Agências de apoio americanas e
instituições multilaterais influenciadas pelos EUA -como o FMI
(Fundo Monetário Internacional) e o Bird (Banco Mundial)- reduziram o tempo e os recursos que consumiam para evitar o colapso econômico da AL.
Agora a prioridade é ajudar o
Paquistão, país governado por
um general golpista, pouco simpático a reformas liberais e que,
até o dia 11 de setembro, sofria
sanções comerciais por ter desenvolvido bombas nucleares.
"Guerra é guerra", justificou na
sexta-feira o senador democrata
Joseph R. Biden (Delaware). "Estamos dispostos a levantar as sanções impostas ao Paquistão pelos
testes nucleares de 1998 e dar ao
país o que for necessário para
convencer seu governo a colaborar conosco."
"Se for preciso, deixaremos as
outras prioridades de lado até
vencermos a batalha", disse o deputado republicano Henry Hyde
(Illinois). "O presidente Pervez
Musharraf está pagando um preço por nos ajudar e devemos recompensá-lo."
Até a destruição do World Trade Center, a prioridade externa do
Tesouro dos EUA e do FMI era a
estabilidade econômica da América Latina, região que aderiu ao
tratado de não-proliferação nuclear, realizou reformas liberais
profundas e na qual a maioria dos
países consolidou regimes democráticos na última década.
Diferentemente do que passou a
ser dado ao Paquistão desde o dia
11, o secretário do Tesouro dos
EUA, Paul O'Neill, deu na quinta-feira uma mensagem amarga para a América Latina. "A Argentina
estava no topo de nossa lista de
trabalho há uma semana atrás.
Obviamente, não está mais no topo", declarou ele em depoimento
no Congresso.
Obter a colaboração do governo
do Paquistão virou prioridade da
Casa Branca em razão da posição
geográfica estratégica do país, de
sua situação política instável e de
sua influência sobre o Taleban,
milícia extremista que controla
cerca de 95% do território afegão
e que abrigaria o terrorista saudita
Osama bin Laden. Por apoiar os
EUA, o governo do Paquistão corre o risco de ser derrubado por
uma população islâmica em parte
simpática ao Taleban.
Até o mês passado, por determinação da Casa Branca e da União
Européia, FMI e Banco Mundial
fechavam suas portas para autoridades do Paquistão que viajavam
a Washington atrás de dinheiro. A
economia do país derrapava numa dívida de US$ 30 bilhões.

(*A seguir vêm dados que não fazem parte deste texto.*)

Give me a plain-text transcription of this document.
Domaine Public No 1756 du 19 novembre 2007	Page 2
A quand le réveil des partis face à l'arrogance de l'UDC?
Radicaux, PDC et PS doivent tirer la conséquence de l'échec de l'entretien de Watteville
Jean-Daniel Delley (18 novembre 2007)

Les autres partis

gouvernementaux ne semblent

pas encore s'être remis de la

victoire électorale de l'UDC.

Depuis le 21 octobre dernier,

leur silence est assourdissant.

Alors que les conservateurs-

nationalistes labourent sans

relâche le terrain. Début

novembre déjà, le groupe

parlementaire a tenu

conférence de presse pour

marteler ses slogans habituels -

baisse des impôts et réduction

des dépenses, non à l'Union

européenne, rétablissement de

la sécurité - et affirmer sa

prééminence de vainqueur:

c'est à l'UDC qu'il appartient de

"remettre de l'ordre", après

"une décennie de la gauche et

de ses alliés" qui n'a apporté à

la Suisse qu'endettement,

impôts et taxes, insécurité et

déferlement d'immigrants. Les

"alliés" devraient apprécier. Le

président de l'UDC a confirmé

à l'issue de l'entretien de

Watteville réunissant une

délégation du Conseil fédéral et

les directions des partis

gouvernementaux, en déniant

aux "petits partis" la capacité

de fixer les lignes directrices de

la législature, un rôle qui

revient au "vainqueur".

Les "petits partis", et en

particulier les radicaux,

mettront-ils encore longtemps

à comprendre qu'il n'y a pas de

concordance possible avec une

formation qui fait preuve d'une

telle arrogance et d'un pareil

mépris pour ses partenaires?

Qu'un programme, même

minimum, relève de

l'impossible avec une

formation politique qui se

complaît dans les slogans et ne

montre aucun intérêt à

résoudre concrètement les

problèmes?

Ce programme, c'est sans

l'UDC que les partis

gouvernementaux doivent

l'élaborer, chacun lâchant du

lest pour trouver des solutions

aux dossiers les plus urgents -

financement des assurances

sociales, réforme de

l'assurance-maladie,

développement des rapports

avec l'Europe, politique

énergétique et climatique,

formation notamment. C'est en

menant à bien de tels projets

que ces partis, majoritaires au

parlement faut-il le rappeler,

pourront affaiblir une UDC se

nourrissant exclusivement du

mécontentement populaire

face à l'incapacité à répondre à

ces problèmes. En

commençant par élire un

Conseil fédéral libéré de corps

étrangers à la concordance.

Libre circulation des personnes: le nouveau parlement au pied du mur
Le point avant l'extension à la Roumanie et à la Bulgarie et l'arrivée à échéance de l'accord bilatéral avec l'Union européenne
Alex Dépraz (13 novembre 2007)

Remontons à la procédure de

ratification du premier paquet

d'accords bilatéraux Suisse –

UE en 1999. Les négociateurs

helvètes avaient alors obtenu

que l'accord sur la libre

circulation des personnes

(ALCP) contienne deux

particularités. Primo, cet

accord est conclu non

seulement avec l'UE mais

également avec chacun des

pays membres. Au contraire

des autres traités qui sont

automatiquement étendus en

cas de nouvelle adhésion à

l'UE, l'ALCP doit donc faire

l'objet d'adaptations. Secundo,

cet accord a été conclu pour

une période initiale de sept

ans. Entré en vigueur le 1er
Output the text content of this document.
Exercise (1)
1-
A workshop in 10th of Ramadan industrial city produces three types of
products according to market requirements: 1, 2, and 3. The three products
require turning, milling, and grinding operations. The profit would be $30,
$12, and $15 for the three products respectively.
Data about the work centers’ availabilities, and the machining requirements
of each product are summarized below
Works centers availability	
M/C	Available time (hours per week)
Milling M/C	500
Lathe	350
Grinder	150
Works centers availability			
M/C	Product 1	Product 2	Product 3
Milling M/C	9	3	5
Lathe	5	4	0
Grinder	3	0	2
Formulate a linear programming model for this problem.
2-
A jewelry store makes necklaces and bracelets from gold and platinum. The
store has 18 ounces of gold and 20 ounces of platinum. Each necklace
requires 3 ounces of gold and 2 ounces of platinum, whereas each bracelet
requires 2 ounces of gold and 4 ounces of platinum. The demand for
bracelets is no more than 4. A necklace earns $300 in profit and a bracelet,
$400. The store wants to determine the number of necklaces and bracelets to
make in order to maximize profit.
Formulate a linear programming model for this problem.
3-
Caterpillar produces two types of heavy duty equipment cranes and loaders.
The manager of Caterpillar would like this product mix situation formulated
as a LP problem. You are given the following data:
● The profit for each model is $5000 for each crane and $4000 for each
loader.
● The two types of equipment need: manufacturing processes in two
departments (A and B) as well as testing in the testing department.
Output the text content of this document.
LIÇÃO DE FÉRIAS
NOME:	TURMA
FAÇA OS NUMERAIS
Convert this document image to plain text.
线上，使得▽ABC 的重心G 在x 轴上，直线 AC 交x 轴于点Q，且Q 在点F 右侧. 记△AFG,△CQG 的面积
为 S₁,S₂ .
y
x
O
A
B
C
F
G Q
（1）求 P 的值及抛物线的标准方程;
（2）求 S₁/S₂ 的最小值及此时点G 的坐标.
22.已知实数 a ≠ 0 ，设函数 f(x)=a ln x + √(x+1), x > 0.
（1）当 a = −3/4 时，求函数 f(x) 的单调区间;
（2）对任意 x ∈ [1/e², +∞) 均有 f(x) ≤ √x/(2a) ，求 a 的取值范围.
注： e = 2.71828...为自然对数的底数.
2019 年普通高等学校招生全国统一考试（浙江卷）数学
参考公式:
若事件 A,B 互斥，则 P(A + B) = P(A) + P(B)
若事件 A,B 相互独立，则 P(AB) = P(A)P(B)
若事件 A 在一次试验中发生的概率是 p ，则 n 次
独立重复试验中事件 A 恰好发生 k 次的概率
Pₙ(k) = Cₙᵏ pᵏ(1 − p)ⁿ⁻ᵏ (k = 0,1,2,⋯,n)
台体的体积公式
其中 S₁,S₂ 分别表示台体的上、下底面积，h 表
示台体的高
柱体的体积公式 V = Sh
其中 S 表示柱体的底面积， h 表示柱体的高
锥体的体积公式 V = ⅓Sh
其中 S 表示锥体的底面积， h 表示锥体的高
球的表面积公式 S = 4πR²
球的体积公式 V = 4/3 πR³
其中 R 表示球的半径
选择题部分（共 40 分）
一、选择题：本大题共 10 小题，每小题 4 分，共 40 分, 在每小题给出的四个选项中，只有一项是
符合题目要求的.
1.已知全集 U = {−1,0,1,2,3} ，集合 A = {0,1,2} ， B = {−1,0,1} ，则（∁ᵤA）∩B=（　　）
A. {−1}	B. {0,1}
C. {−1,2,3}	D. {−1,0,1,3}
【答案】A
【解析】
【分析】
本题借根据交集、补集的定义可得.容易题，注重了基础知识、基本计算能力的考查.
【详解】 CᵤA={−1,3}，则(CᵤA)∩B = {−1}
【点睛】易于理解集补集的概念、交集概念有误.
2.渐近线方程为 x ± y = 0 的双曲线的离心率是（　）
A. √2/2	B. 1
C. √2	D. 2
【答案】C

Agora, os EUA oferecem ao país
seu reconhecimento como potência nuclear legítima e os empréstimos que antes lhe eram negados.
"Vocês precisam acreditar que
já estávamos num processo de
trabalho com o Paquistão e que,
agora, o país preencheu todos os
critérios (para um empréstimo)",
disse o diretor-gerente do FMI,
Horst Kohler, esforçando-se para
convencer que os atentados não o
motivaram a abrir os cofres da
instituição. "Baseado nisso, e independentemente dos eventos
em Nova York e em Washington,
já havíamos previsto que, se o Paquistão cumprisse com o programa, haveria financiamento do
FMI." O empréstimo deve ser
anunciado nos próximos dias.
Indagado pela Folha se a nova
prioridade de Washington estaria
premiando generais golpistas e a
proliferação de armas nucleares,
o ministro Celso Lafer (Relações
Exteriores) se esforçou para responder com diplomacia: "Estamos numa área do mundo onde
as tensões existem, mas não estão
no fulcro da parte mais complexa
dos conflitos internacionais. O
presidente [George W." Bush e o
governo americano têm colocado
com clareza o desafio que representa o combate ao terrorismo e a
importância da cooperação internacional. Sem querer entrar em
especulações sobre a motivação
do governo americano, é claro
que o Paquistão representa um
ator importante nesse processo.
Obter sua colaboração é, sem dúvida, um objetivo compreensível
do governo americano".
Lafer afirmou, contudo, que a
América Latina também detém
instrumentos de convencimento
e não estaria completamente isolada: "A manutenção de nossa região como uma área de paz, segurança e estabilidade é nosso ativo
diplomático na região. E como tal
é algo que nos acrescenta o poder
de legitimidade". No campo da
não-proliferação nuclear, Lafer
diz que os compromissos feitos
por Brasil e Argentina são legítimos e saudáveis, independentemente de recompensas que os
dois poderiam receber.
Reconhece, porém, haver algo
estranho na situação atual. "Embora não goste de analisar outras
regiões do mundo, o fato de a Índia e o Paquistão serem hoje potências nucleares à margem do
tratado de não-proliferação mostra que esse tratado tem perfurações. Isso também deve ser tema
da ordem mundial."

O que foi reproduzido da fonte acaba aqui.